Şöyle rasgele birkaç veri aktaralım önce:

2016 PISA testi: Türkiye 72 ülke içinde 50.sırada.

2015 OECD eğitim raporu: Türkiye 76 ülke arasında 41.sırada.

2016 OECD eğitim raporu: Türkiye 38 ülke arasında 35.sırada.

2017 UNICEF eğitim kalitesi raporu: Türkiye 41 ülke arasında 41.

Ve… En yenisi:

Dünya Ekonomik Forumu 2018 Eğitim Kalitesi Raporu:

137 ülke arasında Türkiye 99.sırada.

*

İlk sırada İsviçre var.

Singapur ikinci. Bütçesinin yüzde 30’unu eğitime ayırıyormuş Singapur. Biz de bu araştırmanın sonuçlarıyla öğrendik.

Her endekste tepelerde olan Finlandiya yine yerini koruyor: Üçüncü.

Dördüncü Hollanda.

Tek tek sıralamaya imkanımız yok elbet…

Atlayarak gidelim…

Katar.

Malezya.

Endonezya.

İran.

Pakistan.

Bir daha yazalım: Pa-kis-tan!

Türkiye’nin üzerinde….

Son sırada Yemen var.

Türkiye’nin 99.sırada ama yüzdelik dilimi açısından Mozambik, Nikaragua, Tanzanya, Etiyopya, Kamboçya ile aynı kategoride.

Heceleyelim:

Kam-boç-ya!

Tan-zan-ya!

E-ti-yop-ya!

Bunlarla aynı dilimdeyiz.

*

Ne garip tesadüf ki, 2018 WEF(Dünya Eokonomik Forumu)’nun 2018 Eğitim Kalitesi Raporu sonuçlarının basın yayın organlarından yayınlandığı önceki gün; bir haber daha vardı sayfalara düşen:

Türkiye’de 6 ila 15 yaş arası çocukların yüzde 59’unda akıllı telefon,  yüzde 42’sinde tablet, yüzde 44’ünde bilgisayar olduğu belirlenmiş.

İnanılmaz derecede yüksek bir oran.

Özellikle akıllı telefonlar açısından.

Keşke teknolojiye bu kadar meraklı çocuklarımızı teknoloji üreten bireyler haline getirebilmeyi de başarabilseydik.

Matematik, Fizik, Kimya’da böylesine çakılmasaydık.

Düşünmeyi öğretebilseydik.

*

Bugün dünyadan kendisini soyutlamış, ülkesinde olup bitenlerden bihaber, bırakın gazete ve edebiyat dışı kitap okumayı, normal bir roman okumayı bile sevmeyen, işkence gören yeni bir kuşakla karşı karşıyayız.

Eğitim politikalarımız yap-boz ile son derece bozulmuş halde.

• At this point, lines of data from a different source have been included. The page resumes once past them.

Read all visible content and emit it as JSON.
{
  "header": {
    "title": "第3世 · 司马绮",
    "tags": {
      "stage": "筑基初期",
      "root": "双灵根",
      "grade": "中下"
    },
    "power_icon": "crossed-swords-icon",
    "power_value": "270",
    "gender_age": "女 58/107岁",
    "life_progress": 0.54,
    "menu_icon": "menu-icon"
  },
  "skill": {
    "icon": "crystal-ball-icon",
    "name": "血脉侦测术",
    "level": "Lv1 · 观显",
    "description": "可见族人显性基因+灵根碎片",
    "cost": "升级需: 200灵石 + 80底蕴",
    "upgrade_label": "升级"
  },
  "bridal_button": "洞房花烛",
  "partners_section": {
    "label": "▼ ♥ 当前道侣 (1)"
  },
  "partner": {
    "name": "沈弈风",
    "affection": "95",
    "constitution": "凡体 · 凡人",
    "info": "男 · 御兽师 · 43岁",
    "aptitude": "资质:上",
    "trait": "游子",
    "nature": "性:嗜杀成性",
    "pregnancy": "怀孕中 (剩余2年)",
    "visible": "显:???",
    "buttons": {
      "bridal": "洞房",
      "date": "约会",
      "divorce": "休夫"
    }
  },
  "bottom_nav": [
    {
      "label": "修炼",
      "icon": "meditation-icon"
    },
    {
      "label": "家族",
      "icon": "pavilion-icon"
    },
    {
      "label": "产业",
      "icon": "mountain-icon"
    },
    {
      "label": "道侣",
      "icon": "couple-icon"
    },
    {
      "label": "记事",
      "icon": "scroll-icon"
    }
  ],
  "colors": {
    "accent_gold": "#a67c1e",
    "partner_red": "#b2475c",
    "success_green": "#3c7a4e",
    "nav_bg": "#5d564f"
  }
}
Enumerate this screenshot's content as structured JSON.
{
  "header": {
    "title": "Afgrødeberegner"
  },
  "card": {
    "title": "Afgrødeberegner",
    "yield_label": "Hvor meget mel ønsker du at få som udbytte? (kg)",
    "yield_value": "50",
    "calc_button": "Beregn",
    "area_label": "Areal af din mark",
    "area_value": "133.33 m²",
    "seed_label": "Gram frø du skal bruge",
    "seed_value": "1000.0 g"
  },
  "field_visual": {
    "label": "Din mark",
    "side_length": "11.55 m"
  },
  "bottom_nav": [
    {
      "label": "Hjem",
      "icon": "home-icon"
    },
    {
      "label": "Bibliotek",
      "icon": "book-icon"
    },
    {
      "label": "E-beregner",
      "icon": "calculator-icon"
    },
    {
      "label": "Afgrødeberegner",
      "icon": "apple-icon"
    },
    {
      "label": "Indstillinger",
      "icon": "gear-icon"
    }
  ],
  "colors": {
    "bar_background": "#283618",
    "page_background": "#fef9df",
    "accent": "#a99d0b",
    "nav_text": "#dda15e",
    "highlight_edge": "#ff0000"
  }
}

Hemen her gün değişen müfredat ile öğretmenlerimiz ne yapacağını şaşırmış halde.

Abuk sabuk sınavlarla testkolik ve ezberci olan çocuklar, düşünmeyi, yorum yapmayı, değerlendirmeyi bilmez halde.

Lakin, Nazım’ın dediği gibi, kabahatin çoğu yine de sende kardeşim…

Ayranın yok içmeye…

Ne alırsın 6 yaşındaki çocuğa akıllı telefon!

Akıllı telefon alınca akıllanan bir toplum olsak ne ala!

Ama…

Akıllı telefonlara baktıkça dibe çakılan bir hale geldik.

İşte burası; tam da acı gerçeğin çıplak yansıması.